Валентин Распутин (Румянцев) - страница 265

Что же наследуют такие художники, как Леонов? В начале своего писательского пути он мог насмотреться «чудес» словесного жонглёрства, салонного служения самоназначенных «гениев» литературы, много другого на обочинах искусства. Но он не поддался искусам, потому что чувствовал направляющую руку великих предтеч:

«Ни Пушкин и Лермонтов, ни Толстой и Тургенев, ни Бунин и Чехов, ни Достоевский и Тютчев — никто из них не сумел бы занять своё почётное место в мировом искусстве и вечности, если бы не отросли они от народного корневища».

«Вот нам, можно не сомневаться, и подтекст „Русского леса“, — продолжает Распутин, — книги мудрой и многоструйной, тревожной и целительной, своего рода охранной грамоты русской жизни. После неё Леонов по праву встал рядом с Тургеневым и Толстым. Усекновения не получилось. „Русский лес — это русские люди“, — считал и сам Леонид Максимович, и в этом, слишком, казалось бы, простом уподоблении так много верного — от нашей сращённости с родной природой, матерью-природой, говорим мы, давшей нам особые и душу, и веру, и психологию, и характер, от излишней, какой-то древней, эндемичной доверчивости, от которой много страдали и страдаем мы, — от всего этого, произросшего в нас за века, и до вырубок нас как народа то от завоевателей, то от властителей, то от грицианских, ведущих себя в России как на лесосеке. Но одновременно это уподобление говорит о нашей отличительной цепкости, закреплённости в почве: русский человек может сломаться на выросте, но из земли его не вывернуть. И живём мы столь же настоящим, сколь и отшедшим; когда взялись выдавливать из нас историческую память, укороченным оказался и наш взгляд в будущее, обернувшийся теперешними бедствиями».

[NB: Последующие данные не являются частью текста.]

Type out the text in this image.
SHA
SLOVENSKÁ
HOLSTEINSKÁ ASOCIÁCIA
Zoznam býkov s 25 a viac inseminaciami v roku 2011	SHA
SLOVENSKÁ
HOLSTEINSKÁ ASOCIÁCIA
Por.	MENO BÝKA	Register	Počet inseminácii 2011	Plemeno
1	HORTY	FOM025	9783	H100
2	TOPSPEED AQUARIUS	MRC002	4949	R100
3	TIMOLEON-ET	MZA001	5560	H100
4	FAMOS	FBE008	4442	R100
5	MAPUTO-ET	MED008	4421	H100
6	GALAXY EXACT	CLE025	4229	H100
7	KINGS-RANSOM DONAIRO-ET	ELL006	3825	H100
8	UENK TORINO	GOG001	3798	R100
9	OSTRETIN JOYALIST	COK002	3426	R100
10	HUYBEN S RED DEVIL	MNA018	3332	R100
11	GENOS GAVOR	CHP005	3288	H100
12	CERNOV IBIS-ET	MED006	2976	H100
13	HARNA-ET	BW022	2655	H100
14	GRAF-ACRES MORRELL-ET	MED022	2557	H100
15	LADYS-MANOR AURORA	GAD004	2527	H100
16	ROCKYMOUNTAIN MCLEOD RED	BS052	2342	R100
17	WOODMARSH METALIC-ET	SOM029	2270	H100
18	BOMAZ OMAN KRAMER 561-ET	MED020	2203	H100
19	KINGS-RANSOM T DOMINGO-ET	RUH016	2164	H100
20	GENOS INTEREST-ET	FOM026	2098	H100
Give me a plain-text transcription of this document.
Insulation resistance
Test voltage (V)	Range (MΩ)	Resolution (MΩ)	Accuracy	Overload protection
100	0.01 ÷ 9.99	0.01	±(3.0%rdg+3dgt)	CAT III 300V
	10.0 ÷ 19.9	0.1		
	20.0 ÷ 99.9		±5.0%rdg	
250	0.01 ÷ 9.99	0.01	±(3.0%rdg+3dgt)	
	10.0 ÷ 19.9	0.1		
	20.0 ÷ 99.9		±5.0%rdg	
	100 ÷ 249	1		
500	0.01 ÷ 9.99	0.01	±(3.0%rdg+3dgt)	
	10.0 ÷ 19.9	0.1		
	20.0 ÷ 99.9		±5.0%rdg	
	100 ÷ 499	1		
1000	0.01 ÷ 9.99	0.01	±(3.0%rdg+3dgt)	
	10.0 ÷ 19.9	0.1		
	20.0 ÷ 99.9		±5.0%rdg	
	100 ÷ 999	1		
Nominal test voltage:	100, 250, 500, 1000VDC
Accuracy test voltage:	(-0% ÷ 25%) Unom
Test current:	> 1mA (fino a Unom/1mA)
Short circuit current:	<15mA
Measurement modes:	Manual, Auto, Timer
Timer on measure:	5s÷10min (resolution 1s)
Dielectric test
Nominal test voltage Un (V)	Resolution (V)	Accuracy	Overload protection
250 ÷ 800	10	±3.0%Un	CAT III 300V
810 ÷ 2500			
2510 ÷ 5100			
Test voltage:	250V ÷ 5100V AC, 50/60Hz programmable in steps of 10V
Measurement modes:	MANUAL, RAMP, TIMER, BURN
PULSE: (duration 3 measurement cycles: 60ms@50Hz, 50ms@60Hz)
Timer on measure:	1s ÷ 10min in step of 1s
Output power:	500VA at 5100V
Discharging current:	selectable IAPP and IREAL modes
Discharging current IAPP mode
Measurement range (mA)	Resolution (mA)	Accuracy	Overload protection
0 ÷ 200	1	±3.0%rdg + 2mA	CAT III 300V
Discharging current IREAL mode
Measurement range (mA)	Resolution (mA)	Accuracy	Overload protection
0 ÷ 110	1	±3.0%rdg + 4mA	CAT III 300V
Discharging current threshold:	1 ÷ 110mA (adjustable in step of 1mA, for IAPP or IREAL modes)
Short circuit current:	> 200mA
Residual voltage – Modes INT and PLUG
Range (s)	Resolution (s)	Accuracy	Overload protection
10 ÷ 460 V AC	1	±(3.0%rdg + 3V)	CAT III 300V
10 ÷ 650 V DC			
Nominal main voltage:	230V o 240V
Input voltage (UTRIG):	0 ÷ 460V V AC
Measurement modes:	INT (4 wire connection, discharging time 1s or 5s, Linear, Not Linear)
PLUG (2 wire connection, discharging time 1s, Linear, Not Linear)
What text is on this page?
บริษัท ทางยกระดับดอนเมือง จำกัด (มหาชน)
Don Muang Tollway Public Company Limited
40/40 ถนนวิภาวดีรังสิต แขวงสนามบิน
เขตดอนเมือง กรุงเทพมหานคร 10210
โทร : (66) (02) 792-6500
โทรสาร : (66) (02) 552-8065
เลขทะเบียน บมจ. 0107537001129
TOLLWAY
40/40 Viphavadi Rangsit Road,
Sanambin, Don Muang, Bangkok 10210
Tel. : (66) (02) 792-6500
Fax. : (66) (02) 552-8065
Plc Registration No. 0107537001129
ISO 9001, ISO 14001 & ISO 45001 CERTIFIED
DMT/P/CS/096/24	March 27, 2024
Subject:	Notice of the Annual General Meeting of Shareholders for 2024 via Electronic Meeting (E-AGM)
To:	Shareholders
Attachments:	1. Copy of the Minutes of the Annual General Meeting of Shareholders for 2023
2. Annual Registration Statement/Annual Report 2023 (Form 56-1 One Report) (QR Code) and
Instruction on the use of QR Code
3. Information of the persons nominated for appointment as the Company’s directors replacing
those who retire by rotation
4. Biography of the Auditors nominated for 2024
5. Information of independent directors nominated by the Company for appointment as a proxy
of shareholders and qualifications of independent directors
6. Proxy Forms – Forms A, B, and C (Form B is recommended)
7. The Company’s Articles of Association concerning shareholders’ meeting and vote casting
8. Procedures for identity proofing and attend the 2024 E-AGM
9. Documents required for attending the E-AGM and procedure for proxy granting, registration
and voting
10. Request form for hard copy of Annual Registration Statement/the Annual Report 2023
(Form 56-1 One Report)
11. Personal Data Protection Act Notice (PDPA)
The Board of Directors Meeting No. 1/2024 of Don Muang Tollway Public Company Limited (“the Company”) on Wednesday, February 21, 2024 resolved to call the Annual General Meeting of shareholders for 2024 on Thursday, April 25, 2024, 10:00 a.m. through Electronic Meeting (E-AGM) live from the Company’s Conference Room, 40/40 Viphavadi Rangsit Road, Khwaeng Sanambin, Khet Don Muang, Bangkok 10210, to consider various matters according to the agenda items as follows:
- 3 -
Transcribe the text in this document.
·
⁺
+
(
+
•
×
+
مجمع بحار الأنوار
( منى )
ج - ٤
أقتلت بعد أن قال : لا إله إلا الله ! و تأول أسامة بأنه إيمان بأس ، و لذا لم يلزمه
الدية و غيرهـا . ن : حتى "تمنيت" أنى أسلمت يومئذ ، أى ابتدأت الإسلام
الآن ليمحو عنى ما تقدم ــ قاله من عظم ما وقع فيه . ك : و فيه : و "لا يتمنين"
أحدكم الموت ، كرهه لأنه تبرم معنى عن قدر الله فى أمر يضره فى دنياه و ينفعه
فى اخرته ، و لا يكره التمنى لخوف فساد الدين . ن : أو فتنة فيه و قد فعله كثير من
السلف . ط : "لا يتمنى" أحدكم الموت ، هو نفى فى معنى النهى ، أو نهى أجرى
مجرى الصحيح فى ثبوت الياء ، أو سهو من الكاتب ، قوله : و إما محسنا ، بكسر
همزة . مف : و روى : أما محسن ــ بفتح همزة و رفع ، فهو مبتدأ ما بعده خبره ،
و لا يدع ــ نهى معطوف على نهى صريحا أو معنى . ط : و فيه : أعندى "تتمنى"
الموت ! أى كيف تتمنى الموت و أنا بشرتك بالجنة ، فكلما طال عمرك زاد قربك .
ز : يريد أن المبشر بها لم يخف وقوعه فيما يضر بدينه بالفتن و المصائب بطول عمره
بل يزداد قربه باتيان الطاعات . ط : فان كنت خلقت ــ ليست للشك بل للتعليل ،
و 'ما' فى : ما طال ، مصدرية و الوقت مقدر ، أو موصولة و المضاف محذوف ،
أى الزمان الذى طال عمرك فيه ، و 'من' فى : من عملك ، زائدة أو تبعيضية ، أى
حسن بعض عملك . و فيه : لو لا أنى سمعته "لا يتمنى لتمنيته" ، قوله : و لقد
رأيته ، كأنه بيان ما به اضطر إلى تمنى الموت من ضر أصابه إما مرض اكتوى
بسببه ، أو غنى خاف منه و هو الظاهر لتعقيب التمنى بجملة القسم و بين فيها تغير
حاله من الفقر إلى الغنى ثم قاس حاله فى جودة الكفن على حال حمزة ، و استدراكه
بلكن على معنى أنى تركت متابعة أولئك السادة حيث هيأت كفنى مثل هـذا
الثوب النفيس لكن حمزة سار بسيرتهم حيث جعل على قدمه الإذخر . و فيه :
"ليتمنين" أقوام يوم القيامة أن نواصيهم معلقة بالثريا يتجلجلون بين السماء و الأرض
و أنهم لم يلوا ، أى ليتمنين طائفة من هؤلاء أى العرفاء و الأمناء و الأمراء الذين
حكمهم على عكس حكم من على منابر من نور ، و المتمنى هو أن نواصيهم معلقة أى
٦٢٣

Как бывает только тогда, когда перед тобой произведения подлинно национального искусства, книги Леонида Леонова подталкивают к размышлениям о русскости его героев. В этом нет и намёка на какую-то избранность или превосходство народа, к которому они принадлежат; в этом только выявление коренных черт нации, которые нужно развивать, на которые нужно опираться в дружеской семье народов. И Распутин ведёт разговор именно об этом, не заказанном никакому другому народу, благо что сочинения нашего классика — очень веские аргументы в такой беседе:

«Русский человек должен быть откровенно русским. В этом его спасение. Уходящий век оказался для нас неимоверно тяжёлым, вызвавшим и нравственные, и физические, и психические потери. Сначала нас пытались лишить души, затем памяти, самого русского имени, теперь — нажитого предками достояния. Тем паче не сгибаться, не таиться, не убирать глаз без всяких оговорок. Нет сомнения, что это требование к себе было одним из главных, если не самым главным, с чем прошёл Леонид Леонов всю жизнь и что помогало ему оставаться честным человеком и художником. И это был не принцип, не волевое решение, не некое нарочитое украшение достоинства, а образ жизни, органическое поведение национально здорового человека. „Я есмь русский“ — пусть эта гордость будет первой и самой ценной наградой, отпущенной природой, которая каждому имени вручила свои индивидуальные черты не для того, чтобы вытеребливать их как перья у пойманной птицы. На склонённую голову хозяин всегда найдётся».